Bien sûr toutes ces simagrées ne faisaient pas avancer mon affaire, mais avait-elle réellement besoin d'être avancée ?

 

A l'audience Isabelle Ferrat se surpassa, bégaiements, contresens, interventions calamiteuses, méconnaissance totale des assises et de ses codes. Avant la plaidoirie finale l'avocate me fit part de sa botte secrète, elle se proposait de chanter : « le condamné à mort, musique d'Hélène Martin, paroles de Jean Genet, qu'en pensez-vous, vous n'aurez qu'à m'accompagner en marquant le rythme de vos deux mains » J'étais septique je me demandais si c'était opportun. « laissez moi faire vous serez content» conclut-elle.

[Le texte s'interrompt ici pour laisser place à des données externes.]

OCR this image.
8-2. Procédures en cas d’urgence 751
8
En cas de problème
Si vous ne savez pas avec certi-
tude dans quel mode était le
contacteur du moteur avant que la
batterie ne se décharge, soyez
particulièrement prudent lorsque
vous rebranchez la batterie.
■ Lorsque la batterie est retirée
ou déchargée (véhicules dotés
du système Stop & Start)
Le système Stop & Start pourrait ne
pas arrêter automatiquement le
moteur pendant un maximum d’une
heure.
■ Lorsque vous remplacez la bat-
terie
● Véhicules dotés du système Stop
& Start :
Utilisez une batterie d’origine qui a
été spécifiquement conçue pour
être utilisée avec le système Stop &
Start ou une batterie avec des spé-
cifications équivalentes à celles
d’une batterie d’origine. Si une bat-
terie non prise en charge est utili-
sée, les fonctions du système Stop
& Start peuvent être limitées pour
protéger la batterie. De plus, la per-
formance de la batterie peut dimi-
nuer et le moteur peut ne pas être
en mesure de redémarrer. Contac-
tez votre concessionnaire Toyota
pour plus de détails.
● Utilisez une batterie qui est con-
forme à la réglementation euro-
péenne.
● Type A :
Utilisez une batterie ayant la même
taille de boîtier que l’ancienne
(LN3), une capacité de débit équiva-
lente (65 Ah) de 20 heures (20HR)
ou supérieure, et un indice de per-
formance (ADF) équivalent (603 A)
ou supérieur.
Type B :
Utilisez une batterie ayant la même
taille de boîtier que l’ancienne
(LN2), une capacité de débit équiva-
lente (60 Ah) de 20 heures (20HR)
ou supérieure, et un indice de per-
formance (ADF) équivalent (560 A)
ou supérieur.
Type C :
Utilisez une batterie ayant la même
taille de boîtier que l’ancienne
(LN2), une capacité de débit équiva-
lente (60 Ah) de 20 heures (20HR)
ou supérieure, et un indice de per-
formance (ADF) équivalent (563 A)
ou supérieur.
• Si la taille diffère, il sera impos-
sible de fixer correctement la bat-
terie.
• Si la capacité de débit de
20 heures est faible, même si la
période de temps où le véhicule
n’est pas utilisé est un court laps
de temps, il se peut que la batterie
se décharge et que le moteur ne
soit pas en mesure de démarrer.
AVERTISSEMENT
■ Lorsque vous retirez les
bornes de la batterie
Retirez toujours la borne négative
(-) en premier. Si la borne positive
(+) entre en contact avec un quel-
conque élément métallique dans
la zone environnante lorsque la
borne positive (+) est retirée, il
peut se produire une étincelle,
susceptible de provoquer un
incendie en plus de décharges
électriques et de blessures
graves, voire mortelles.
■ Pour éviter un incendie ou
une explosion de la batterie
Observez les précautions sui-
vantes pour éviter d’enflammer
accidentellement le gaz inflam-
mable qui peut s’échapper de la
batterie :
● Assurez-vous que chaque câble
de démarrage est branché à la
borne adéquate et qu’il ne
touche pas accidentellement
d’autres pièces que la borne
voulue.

Ça a marché, elle fut acquittée avec la sidération du jury, enfin je fus acquitté, à la fin du procès personne ne savait qui j'étais et ce que je faisais dans le boxe des accusés.

Maître Dupond-Tutifrutti expliqua au journal de vingt heures qu'une fois de plus il avait vu juste et signait son millième acquittement. Il m'envoya la facture je dû m'en acquitter.

Par le plus grand des hasards le Président eut vent de l'affaire : «  J'ai besoin d'un type comme lui. Ce Dupond-Gelati connaît la chanson, s'il n'a pas l'air au moins il a les paroles, or les paroles s'envolent plus vite que les feuilles mortes qu'on pousse à la souffleuse mécanique ».

Le Président le nomma ministre des cachets et garde des sots.